Fatores a serem considerados para a seleção de itens para teste:


 Objetivo da análise da inspeção, se direcionada para o desenho e efetividade
do controle em um determinado momento (tipo uma fotografia no momento do
trabalho) ou destinada a analisar as transações ocorridas em um período mais
abrangente;
 Utilização da análise de dados (prioritariamente, pois é mais abrangente) ao
invés de seleção de uma amostra: as exceções devem compor a amostra;
 Peculiaridades do processo: o exemplo do almoxarifado, que cabe inspeção
física, e não amostragem;
 Selecionar exemplos relevantes, medianos e pequenos – a proporção
adequada depende de cada processo e do objetivo da auditoria;
 Para os casos aplicáveis, selecionar amostras com base em programas de
seleção de amostragem;
 Tamanho da amostra ajustado aos objetivos, materialidade e riscos
envolvidos.

ELABORAÇÃO DO APONTAMENTO DA IRREGULARIDADE


As irregularidades ou inconformidades em inspeções/verificações da Unidade de
Controle Interno referem-se aos resultados após os testes de controles internos que
indicam que o controle está faltando ou não opera conforme o esperado. Essas
irregularidades devem ser documentadas considerando os seguintes aspectos:
1. Critérios - Como deveria ser:
Refere-se ao embasamento legal ou normativo, padrão utilizado para
avaliação do objeto da inspeção/verificação.
2. Situação encontrada no achado – Como está:
Refere-se a situação atual identificada e documentada pelos agentes de
controle interno durante o trabalho.
3. Causa raiz:
Refere-se ao motivo pelo qual a inconformidade está ocorrendo.
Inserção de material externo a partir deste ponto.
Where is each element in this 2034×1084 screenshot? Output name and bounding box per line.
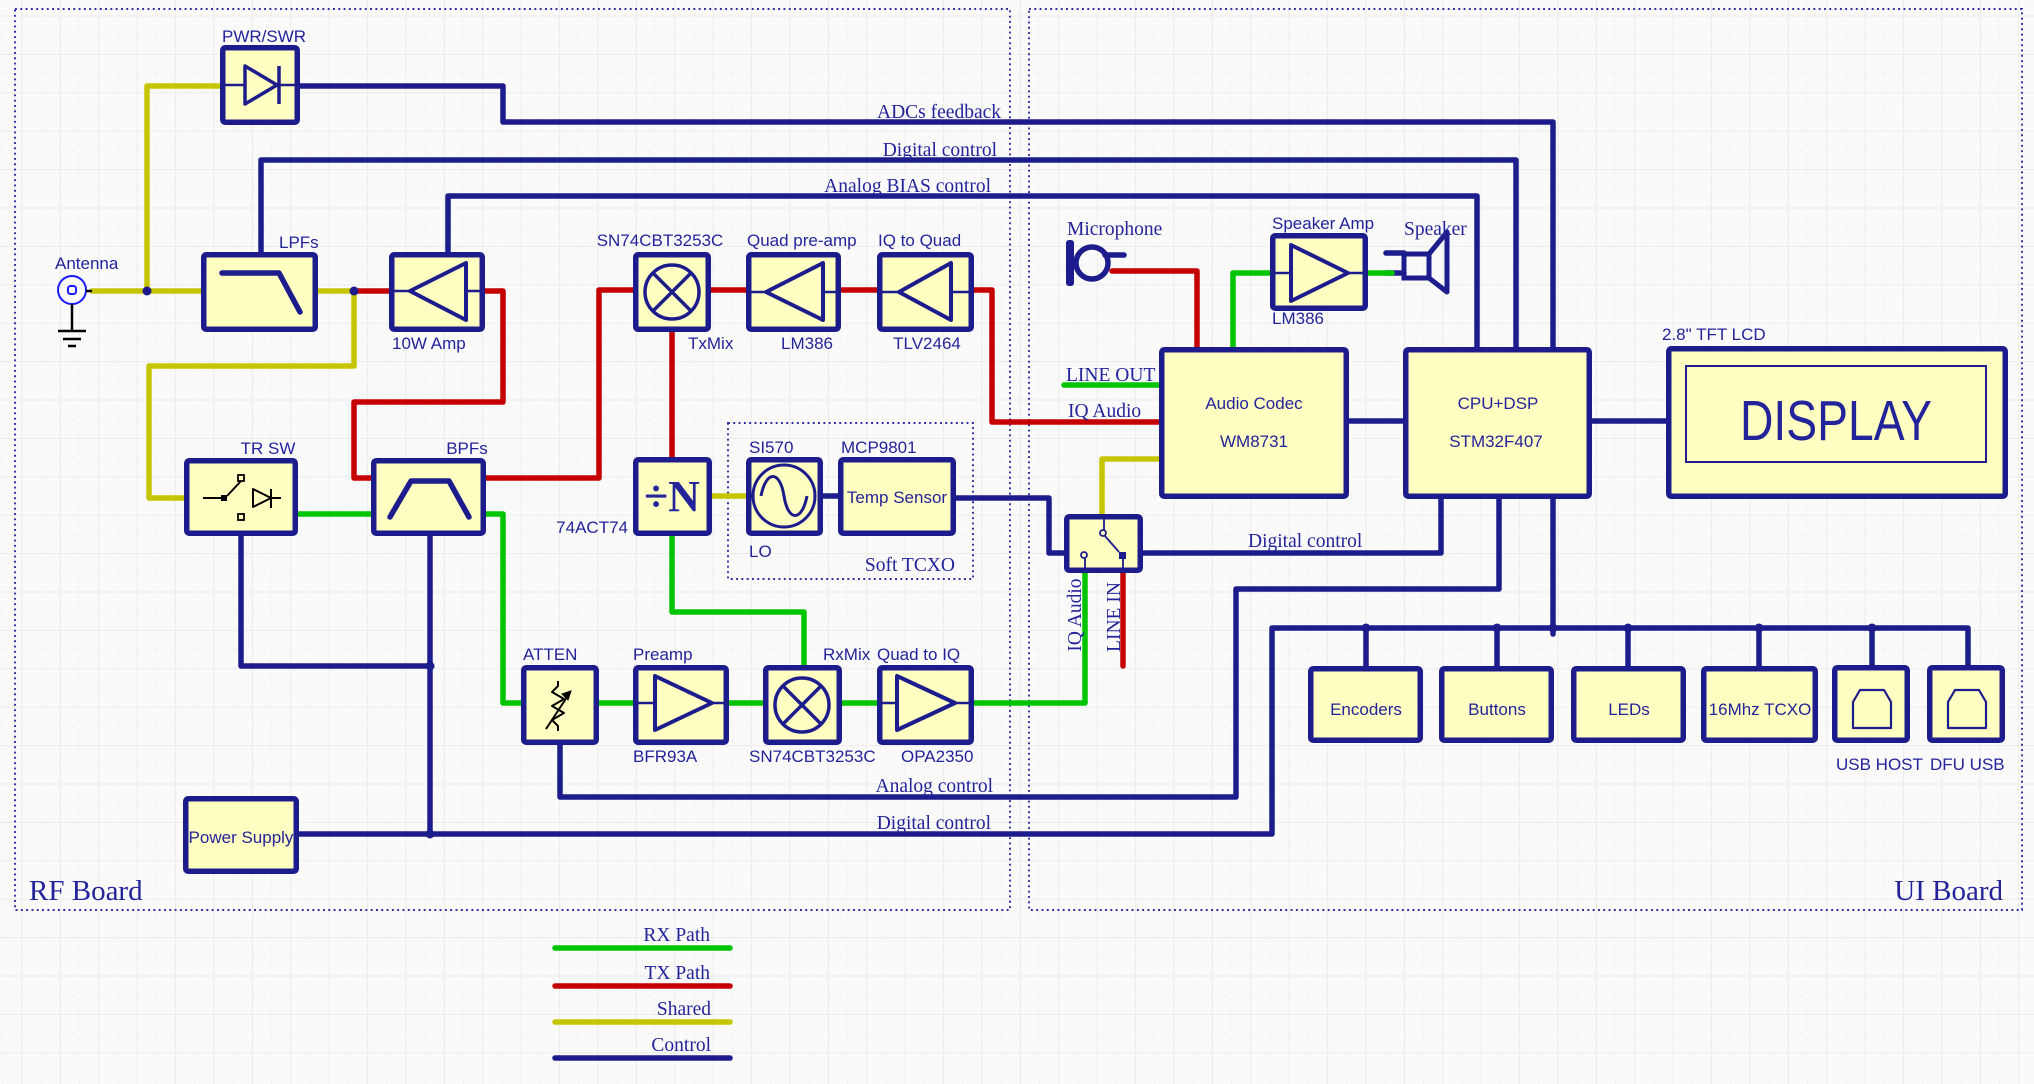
svg-text:WM8731: WM8731: [1220, 432, 1288, 451]
svg-text:16Mhz TCXO: 16Mhz TCXO: [1709, 700, 1812, 719]
svg-text:SN74CBT3253C: SN74CBT3253C: [597, 231, 724, 250]
svg-text:SN74CBT3253C: SN74CBT3253C: [749, 747, 876, 766]
svg-text:Analog control: Analog control: [875, 776, 993, 797]
svg-text:Quad pre-amp: Quad pre-amp: [747, 231, 857, 250]
svg-text:10W Amp: 10W Amp: [392, 334, 466, 353]
svg-text:LEDs: LEDs: [1608, 700, 1650, 719]
svg-text:Analog BIAS control: Analog BIAS control: [824, 176, 991, 197]
svg-text:74ACT74: 74ACT74: [556, 518, 628, 537]
svg-text:TLV2464: TLV2464: [893, 334, 961, 353]
svg-text:STM32F407: STM32F407: [1449, 432, 1543, 451]
svg-text:Encoders: Encoders: [1330, 700, 1402, 719]
svg-text:TR SW: TR SW: [241, 439, 296, 458]
svg-text:LO: LO: [749, 542, 772, 561]
svg-text:BPFs: BPFs: [446, 439, 488, 458]
svg-text:OPA2350: OPA2350: [901, 747, 973, 766]
svg-text:DFU USB: DFU USB: [1930, 755, 2005, 774]
svg-text:TX Path: TX Path: [644, 963, 710, 984]
svg-text:Control: Control: [651, 1035, 711, 1056]
svg-text:Soft TCXO: Soft TCXO: [865, 555, 955, 576]
svg-text:Microphone: Microphone: [1067, 219, 1162, 240]
svg-text:2.8" TFT LCD: 2.8" TFT LCD: [1662, 325, 1766, 344]
svg-text:Buttons: Buttons: [1468, 700, 1526, 719]
svg-text:IQ Audio: IQ Audio: [1065, 578, 1086, 651]
svg-text:RF Board: RF Board: [29, 875, 143, 907]
svg-text:LPFs: LPFs: [279, 233, 319, 252]
svg-text:RxMix: RxMix: [823, 645, 871, 664]
svg-text:LINE IN: LINE IN: [1104, 582, 1125, 652]
svg-text:Power Supply: Power Supply: [189, 828, 294, 847]
svg-text:Audio Codec: Audio Codec: [1205, 394, 1303, 413]
svg-text:ADCs feedback: ADCs feedback: [877, 102, 1001, 123]
svg-text:Temp Sensor: Temp Sensor: [847, 488, 947, 507]
svg-text:LM386: LM386: [781, 334, 833, 353]
svg-text:Digital control: Digital control: [1248, 531, 1363, 552]
svg-text:Shared: Shared: [657, 999, 711, 1020]
svg-text:DISPLAY: DISPLAY: [1740, 389, 1932, 453]
svg-text:PWR/SWR: PWR/SWR: [222, 27, 306, 46]
svg-text:Digital control: Digital control: [883, 140, 998, 161]
svg-text:LM386: LM386: [1272, 309, 1324, 328]
svg-text:TxMix: TxMix: [688, 334, 734, 353]
svg-text:Speaker Amp: Speaker Amp: [1272, 214, 1374, 233]
svg-text:CPU+DSP: CPU+DSP: [1458, 394, 1539, 413]
svg-text:UI Board: UI Board: [1894, 875, 2003, 907]
svg-text:Antenna: Antenna: [55, 254, 119, 273]
svg-text:LINE OUT: LINE OUT: [1066, 365, 1155, 386]
svg-text:Digital control: Digital control: [877, 813, 992, 834]
svg-text:BFR93A: BFR93A: [633, 747, 698, 766]
svg-text:RX Path: RX Path: [643, 925, 710, 946]
svg-text:Speaker: Speaker: [1404, 219, 1467, 240]
svg-text:IQ Audio: IQ Audio: [1068, 401, 1141, 422]
svg-text:ATTEN: ATTEN: [523, 645, 577, 664]
svg-text:SI570: SI570: [749, 438, 793, 457]
svg-text:IQ to Quad: IQ to Quad: [878, 231, 961, 250]
svg-text:Preamp: Preamp: [633, 645, 693, 664]
svg-text:MCP9801: MCP9801: [841, 438, 917, 457]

Muitas vezes
torna-se complexa a identificação da causa raiz, pois pode envolver diversos
fatores ou situações em que a causa raiz é ampla, envolvendo toda uma

64
cultura organizacional. Portanto, nestes casos, será possível apenas
identificar causas intermediárias relacionadas diretamente ao objeto da
auditoria.
4. Consequência:
É o risco que a entidade está exposta em razão da inconformidade.
Demonstra também o impacto/dano que a inconformidade identificada
causará (ou causou) na entidade.
Os apontamentos de inconformidade devem ser redigidos de forma clara,
objetiva e termos técnicos devem ser evitados.
Não é recomendável a utilização de palavras pesadas como: Fraude, erro, “o
processo falhou”, entre outras.

RECOMENDAÇÕES PARA A RESOLUÇÃO DA


IRREGULARIDADE.
Trata-se da recomendação e da orientação da Unidade de Controle Interno para a
regularização da inconformidade. Deve esclarecer o que necessita ser feito ou qual
é o resultado que se espera.
As recomendações devem (Manual CGU):
 Ser mensuráveis;
 Atuar na causa raiz;
 Ser viáveis;
 Ter boa relação custo X benefício;
 Considerar alternativas;
 Ser direcionada;
 Ser direta;
 Ser específica;
 Apresentar relevância;
 Ser positiva.
Importante!!! As irregularidades devem estar presentes no relatório, mas
primeiramente devem ser validadas junto aos gestores do processo de preferência
com anuência formal do mesmo.

65
Modelo da estrutura completa de um apontamento de inconformidade.
Constatação Relevância: ALTA
Procedimento atual:
* Breve descrição dos procedimentos e controles atualmente praticados.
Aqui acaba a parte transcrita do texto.